Sunday, March 2, 2008

Fatso idea of a see-saw

I can never comprehend this. Look at the image below. It’s an adaptation of what academicians/books/notes/brochures used to specify which is more than the other (I'm not saying all but books/notes/brochures that I came across). Ok perhaps I shouldn’t have used human figures. Anyway just imagine they’re things labeled X and Y.

Say X is the single figure and Y is the double figure. Would you say there’s more of X or Y?



Common sense would tell you there’s more Y because it’s heavier right? Even if I only used to identical figures to represent X and Y, you would still say there's more Y right? But no, according to the sources I chanced upon, it’s actually the other way round. Which smartass came up with this!? I mean, don’t use a freaking see-saw if you wanna use height as a measure of quantity. Thanks for confusing all the kids about simple, basic physics.


9 comments:

joyfulchicken said...

Yeah, the seesaw diagrams make no sense at all. I mean, how can they lean like that and not fall off? :-P

runawaycat said...

HAHAHAHHA! Are you criticizing my work of art?

joyfulchicken said...

Just criticizing the physics :-P

宝茹 said...

Your question's not clear~~ :P

More of what--ummm...fats or whatever? Hehehehe...

runawaycat said...

KM - Oh no you too? Hmm...This means I have to elaborate more. I added a few sentences, either that will make things clearer or blur out every line :P

CY said...

I know!
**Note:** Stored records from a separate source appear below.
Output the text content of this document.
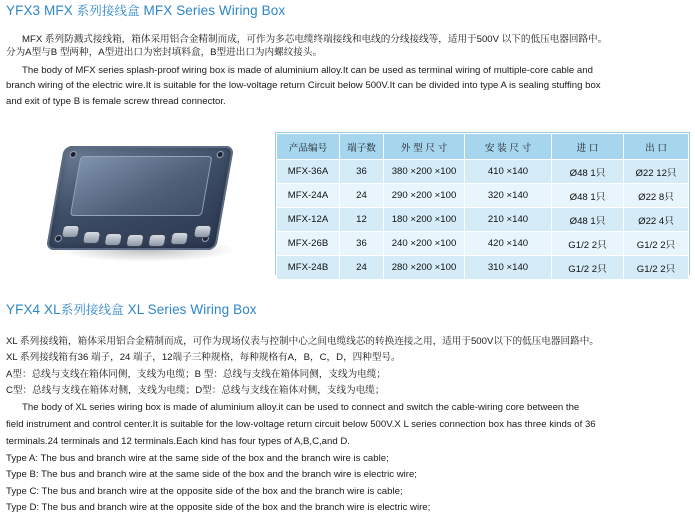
YFX3 MFX 系列接线盒 MFX Series Wiring Box
MFX 系列防溅式接线箱，箱体采用铝合金精制而成，可作为多芯电缆终端接线和电线的分线接线等，适用于500V 以下的低压电器回路中。
分为A型与B 型两种，A型进出口为密封填料盒，B型进出口为内螺纹接头。
The body of MFX series splash-proof wiring box is made of aluminium alloy.It can be used as terminal wiring of multiple-core cable and
branch wiring of the electric wire.It is suitable for the low-voltage return Circuit below 500V.It can be divided into type A is sealing stuffing box
and exit of type B is female screw thread connector.
产品编号	端子数	外 型 尺 寸	安 装 尺 寸	进 口	出 口
MFX-36A	36	380 ×200 ×100	410 ×140	Ø48 1只	Ø22 12只
MFX-24A	24	290 ×200 ×100	320 ×140	Ø48 1只	Ø22 8只
MFX-12A	12	180 ×200 ×100	210 ×140	Ø48 1只	Ø22 4只
MFX-26B	36	240 ×200 ×100	420 ×140	G1/2 2只	G1/2 2只
MFX-24B	24	280 ×200 ×100	310 ×140	G1/2 2只	G1/2 2只
YFX4 XL系列接线盒 XL Series Wiring Box
XL 系列接线箱，箱体采用铝合金精制而成，可作为现场仪表与控制中心之间电缆线芯的转换连接之用，适用于500V以下的低压电器回路中。
XL 系列接线箱有36 端子，24 端子，12端子三种规格，每种规格有A，B，C，D，四种型号。
A型：总线与支线在箱体同侧，支线为电缆；B 型：总线与支线在箱体同侧，支线为电缆；
C型：总线与支线在箱体对侧，支线为电缆；D型：总线与支线在箱体对侧，支线为电缆；
The body of XL series wiring box is made of aluminium alloy.it can be used to connect and switch the cable-wiring core between the
field instrument and control center.It is suitable for the low-voltage return circuit below 500V.X L series connection box has three kinds of 36
terminals.24 terminals and 12 terminals.Each kind has four types of A,B,C,and D.
Type A: The bus and branch wire at the same side of the box and the branch wire is cable;
Type B: The bus and branch wire at the same side of the box and the branch wire is electric wire;
Type C: The bus and branch wire at the opposite side of the box and the branch wire is cable;
Type D: The bus and branch wire at the opposite side of the box and the branch wire is electric wire;
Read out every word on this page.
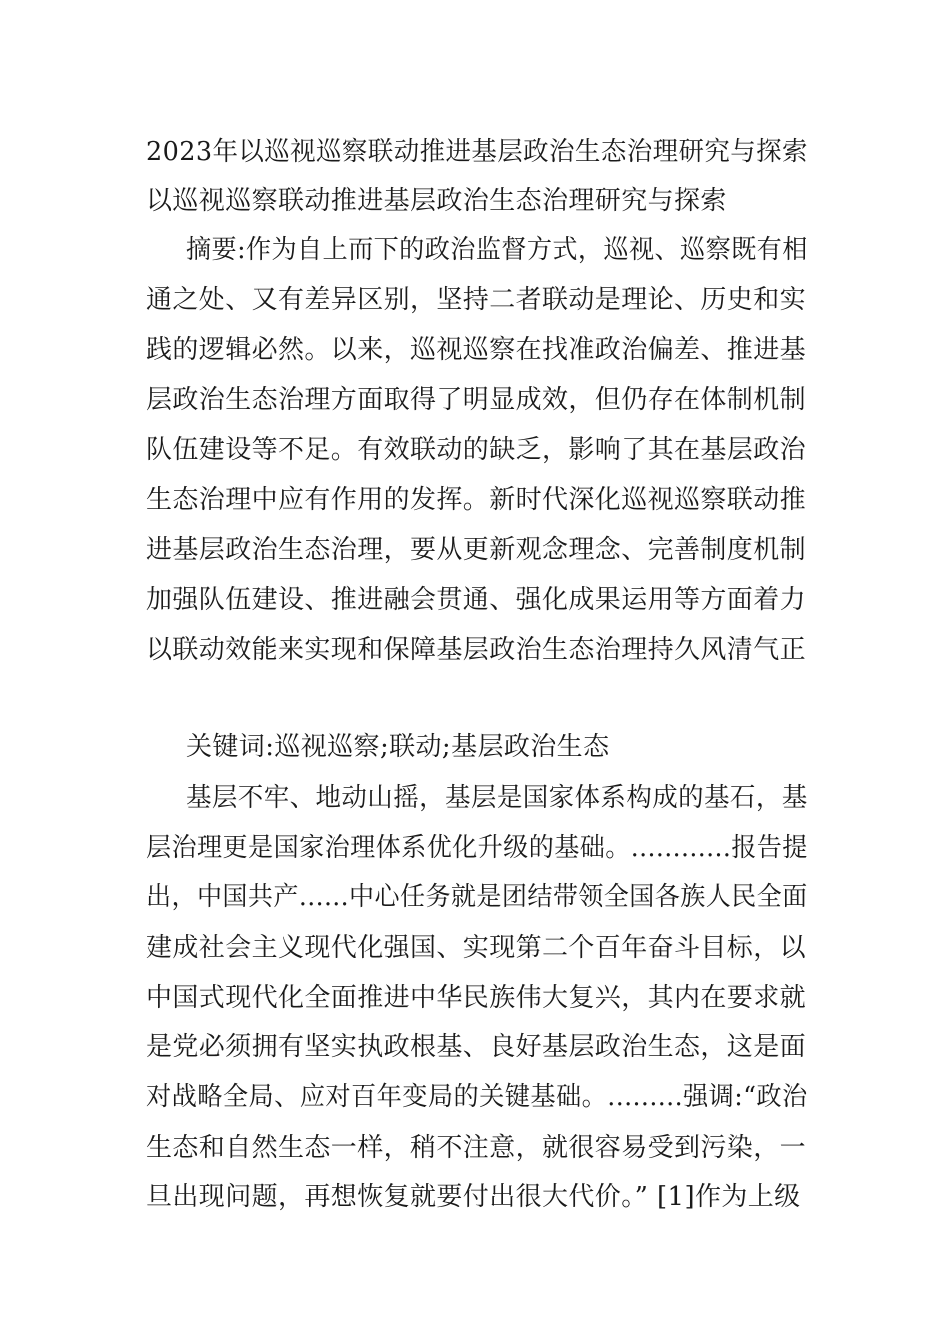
2023年以巡视巡察联动推进基层政治生态治理研究与探索
以巡视巡察联动推进基层政治生态治理研究与探索
摘要:作为自上而下的政治监督方式，巡视、巡察既有相
通之处、又有差异区别，坚持二者联动是理论、历史和实
践的逻辑必然。以来，巡视巡察在找准政治偏差、推进基
层政治生态治理方面取得了明显成效，但仍存在体制机制
队伍建设等不足。有效联动的缺乏，影响了其在基层政治
生态治理中应有作用的发挥。新时代深化巡视巡察联动推
进基层政治生态治理，要从更新观念理念、完善制度机制
加强队伍建设、推进融会贯通、强化成果运用等方面着力
以联动效能来实现和保障基层政治生态治理持久风清气正
关键词:巡视巡察;联动;基层政治生态
基层不牢、地动山摇，基层是国家体系构成的基石，基
层治理更是国家治理体系优化升级的基础。............报告提
出，中国共产......中心任务就是团结带领全国各族人民全面
建成社会主义现代化强国、实现第二个百年奋斗目标，以
中国式现代化全面推进中华民族伟大复兴，其内在要求就
是党必须拥有坚实执政根基、良好基层政治生态，这是面
对战略全局、应对百年变局的关键基础。.........强调:“政治
生态和自然生态一样，稍不注意，就很容易受到污染，一
旦出现问题，再想恢复就要付出很大代价。” [1]作为上级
The so-called fatso's shadow is heavier than the other two combined! :P

runawaycat said...

I thought at least CY could answer me seriously...This is a serious question!

Arthur Bhenedict said...

Err...I don't get your question. Maybe they're talking about the physics of leverage? Like the one who's farther from the fulcrum would produce more torque hence lifting the 2 who are closer to it?

runawaycat said...

Wow you're the only one to interpret it in such a complex way. No, this has nothing to do with physics.